Those responsible for the cyberattack on the General Council of the Judiciary used the governing body of the judges as a window to access different State agencies and steal information from hundreds of thousands of Spaniards. The most serious consequences were experienced at the Tax Agency, where the attackers obtained data from nearly half a million taxpayers, sources close to the case have revealed to elDiario.es.
The seriousness of the attack has mobilized the Information and Intelligence services and has motivated the opening of a secret investigation in the National High Court. Those responsible for the investigations were struck by one piece of information from the beginning: it was not just an act of Trawlinga massive data leak, but the cyberattackers searched for specific names, people with a public profile, add the same sources.
The General Council of the Judiciary reported last Tuesday in a press release that it had detected “a cyber attack on the networks of the Spanish Public Administrations in which the Judicial Neutral Point (PNJ) was affected”. This name refers to the telecommunications network that connects the courts and other judicial bodies with the rest of the State institutions, but whose management depends on the governing body of the judges.
In reality, this Judicial Neutral Point was the initial objective of the attack, presumably in order to jump to the rest of the connected institutions. One of them is the General Police Directorate, from which hackers have obtained the data of around 50,000 members of the Corps. The ‘hackers’ or their clients now have in their possession the name, address and the rest of the information that appears on the DNI of these national police officers.
However, the main concern of the researchers is the Tax Agency. The cell of each taxpayer stores a very diverse and complete amount of information, such as income, properties, their declarations before the Public Treasury itself… Last March, Iberdrola reported a cyberattack that affected 1.3 million customers, but in that case, the stolen data was such as the DNI, the address, the telephone number and the email address,
As reported by the CGPJ, other organizations affected are the Public Employment Service or the National Institute of Social Security. When the attack was detected, the CGPJ reported the attack to the Cybersecurity Operations Center of the General Administration of the State and its Public Bodies (COCOS) and the National Cryptologic Center, dependent on the CNI.
The judge of the espionage to the telephones of the Government
This Thursday, the National Court reported that the head of the Investigating Court number 2, José Manuel Calama, opened investigation proceedings on October 20 for a crime against a high-ranking body of the nation and the disclosure of discovery and disclosure of secrets .

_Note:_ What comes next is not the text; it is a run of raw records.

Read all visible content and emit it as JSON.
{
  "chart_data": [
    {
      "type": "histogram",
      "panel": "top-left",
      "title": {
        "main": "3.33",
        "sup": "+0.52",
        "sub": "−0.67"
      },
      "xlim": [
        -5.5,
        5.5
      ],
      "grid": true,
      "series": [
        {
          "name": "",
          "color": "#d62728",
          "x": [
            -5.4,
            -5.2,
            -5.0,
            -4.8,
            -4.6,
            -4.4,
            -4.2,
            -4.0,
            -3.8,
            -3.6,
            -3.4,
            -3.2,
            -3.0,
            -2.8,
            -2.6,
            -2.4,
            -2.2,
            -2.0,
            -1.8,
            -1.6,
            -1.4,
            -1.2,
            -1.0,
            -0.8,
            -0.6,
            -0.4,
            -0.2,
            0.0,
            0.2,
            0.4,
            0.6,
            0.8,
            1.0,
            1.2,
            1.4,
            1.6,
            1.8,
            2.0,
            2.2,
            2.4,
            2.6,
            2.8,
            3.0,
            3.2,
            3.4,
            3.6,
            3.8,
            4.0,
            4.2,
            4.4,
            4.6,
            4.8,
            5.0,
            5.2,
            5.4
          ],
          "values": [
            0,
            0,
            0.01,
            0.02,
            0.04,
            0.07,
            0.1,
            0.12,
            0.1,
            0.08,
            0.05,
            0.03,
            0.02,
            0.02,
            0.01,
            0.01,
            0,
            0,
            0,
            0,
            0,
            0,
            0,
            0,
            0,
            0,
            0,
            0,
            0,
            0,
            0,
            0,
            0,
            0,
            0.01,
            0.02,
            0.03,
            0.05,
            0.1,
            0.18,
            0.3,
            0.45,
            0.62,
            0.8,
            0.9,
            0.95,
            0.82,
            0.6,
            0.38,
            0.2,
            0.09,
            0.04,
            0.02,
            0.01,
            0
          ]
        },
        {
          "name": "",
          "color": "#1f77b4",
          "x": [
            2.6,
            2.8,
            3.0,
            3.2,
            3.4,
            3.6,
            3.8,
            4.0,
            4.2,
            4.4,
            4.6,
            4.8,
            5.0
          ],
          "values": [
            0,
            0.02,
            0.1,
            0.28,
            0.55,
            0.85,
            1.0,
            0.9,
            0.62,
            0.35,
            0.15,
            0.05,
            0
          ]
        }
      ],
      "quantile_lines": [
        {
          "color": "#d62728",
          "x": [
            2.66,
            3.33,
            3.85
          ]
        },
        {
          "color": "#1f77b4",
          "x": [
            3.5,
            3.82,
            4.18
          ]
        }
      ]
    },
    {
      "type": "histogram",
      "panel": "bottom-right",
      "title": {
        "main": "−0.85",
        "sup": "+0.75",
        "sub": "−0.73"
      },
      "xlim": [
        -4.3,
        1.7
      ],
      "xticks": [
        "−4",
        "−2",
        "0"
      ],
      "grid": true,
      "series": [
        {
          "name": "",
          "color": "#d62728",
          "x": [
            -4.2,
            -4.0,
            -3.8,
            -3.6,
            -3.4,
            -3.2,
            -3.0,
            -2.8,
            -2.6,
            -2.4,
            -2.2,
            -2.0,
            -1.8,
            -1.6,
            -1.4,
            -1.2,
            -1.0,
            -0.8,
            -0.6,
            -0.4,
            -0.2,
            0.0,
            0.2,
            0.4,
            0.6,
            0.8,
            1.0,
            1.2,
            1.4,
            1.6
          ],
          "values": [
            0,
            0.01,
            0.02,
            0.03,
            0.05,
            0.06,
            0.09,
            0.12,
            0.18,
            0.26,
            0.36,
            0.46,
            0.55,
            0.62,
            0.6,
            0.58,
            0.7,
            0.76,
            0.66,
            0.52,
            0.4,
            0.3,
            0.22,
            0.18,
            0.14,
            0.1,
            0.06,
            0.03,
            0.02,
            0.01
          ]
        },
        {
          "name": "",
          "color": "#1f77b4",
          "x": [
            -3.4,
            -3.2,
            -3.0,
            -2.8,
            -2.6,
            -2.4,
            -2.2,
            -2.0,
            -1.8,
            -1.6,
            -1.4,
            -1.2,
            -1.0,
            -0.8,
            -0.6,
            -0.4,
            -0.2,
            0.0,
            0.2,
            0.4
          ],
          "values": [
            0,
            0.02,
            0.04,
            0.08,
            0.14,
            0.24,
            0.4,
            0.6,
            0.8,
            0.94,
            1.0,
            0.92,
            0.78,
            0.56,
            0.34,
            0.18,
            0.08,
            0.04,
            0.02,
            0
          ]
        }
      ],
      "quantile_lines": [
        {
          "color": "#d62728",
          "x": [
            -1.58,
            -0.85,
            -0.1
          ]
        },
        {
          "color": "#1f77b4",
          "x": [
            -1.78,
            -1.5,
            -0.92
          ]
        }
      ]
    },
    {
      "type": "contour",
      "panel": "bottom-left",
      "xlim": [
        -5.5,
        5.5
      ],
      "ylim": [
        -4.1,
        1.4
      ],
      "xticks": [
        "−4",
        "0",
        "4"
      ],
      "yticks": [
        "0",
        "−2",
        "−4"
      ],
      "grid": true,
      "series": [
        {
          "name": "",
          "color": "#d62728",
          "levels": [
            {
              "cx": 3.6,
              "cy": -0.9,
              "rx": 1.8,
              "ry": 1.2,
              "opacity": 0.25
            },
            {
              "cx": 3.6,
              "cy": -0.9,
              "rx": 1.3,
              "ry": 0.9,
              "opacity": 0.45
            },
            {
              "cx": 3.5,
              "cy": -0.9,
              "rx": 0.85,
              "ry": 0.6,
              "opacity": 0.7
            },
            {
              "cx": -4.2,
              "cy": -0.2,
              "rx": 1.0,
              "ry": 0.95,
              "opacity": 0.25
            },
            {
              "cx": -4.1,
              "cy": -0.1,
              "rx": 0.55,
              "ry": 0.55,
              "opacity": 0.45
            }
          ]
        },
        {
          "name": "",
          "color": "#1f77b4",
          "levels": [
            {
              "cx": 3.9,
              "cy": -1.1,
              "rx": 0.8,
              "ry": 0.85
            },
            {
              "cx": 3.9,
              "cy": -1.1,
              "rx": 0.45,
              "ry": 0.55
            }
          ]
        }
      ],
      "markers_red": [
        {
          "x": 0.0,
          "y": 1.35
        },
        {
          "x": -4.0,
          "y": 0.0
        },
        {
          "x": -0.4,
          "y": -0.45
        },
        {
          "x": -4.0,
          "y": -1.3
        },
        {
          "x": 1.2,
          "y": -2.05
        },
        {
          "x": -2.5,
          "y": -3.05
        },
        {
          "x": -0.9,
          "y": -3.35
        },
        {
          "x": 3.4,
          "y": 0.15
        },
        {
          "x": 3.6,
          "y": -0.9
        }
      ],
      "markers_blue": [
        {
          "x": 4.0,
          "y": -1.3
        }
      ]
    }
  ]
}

The investigating magistrate commissioned the investigation to the General Information Police Station and decreed the secrecy of the proceedings for a month. At the same time, the judge has required two separate reports from the National Cryptologic Center and the Tax Agency.
Sources from the National High Court report that Calama was the duty judge when the CGPJ decided to file the complaint. The head of Court number 2 also instructs the Government’s complaint for the theft of information from the cell phones of the president and two ministers of the Executive through spyware.
At this point in the investigation into the cyberattack on the CGPJ, there is no reliable clue as to its origin and intentions, or whether it is for a foreign government, for profit, or comes from activism. What is certain is that it was a targeted attack that focused on the Judicial Neutral Point, aware that it was the door to access various state agencies.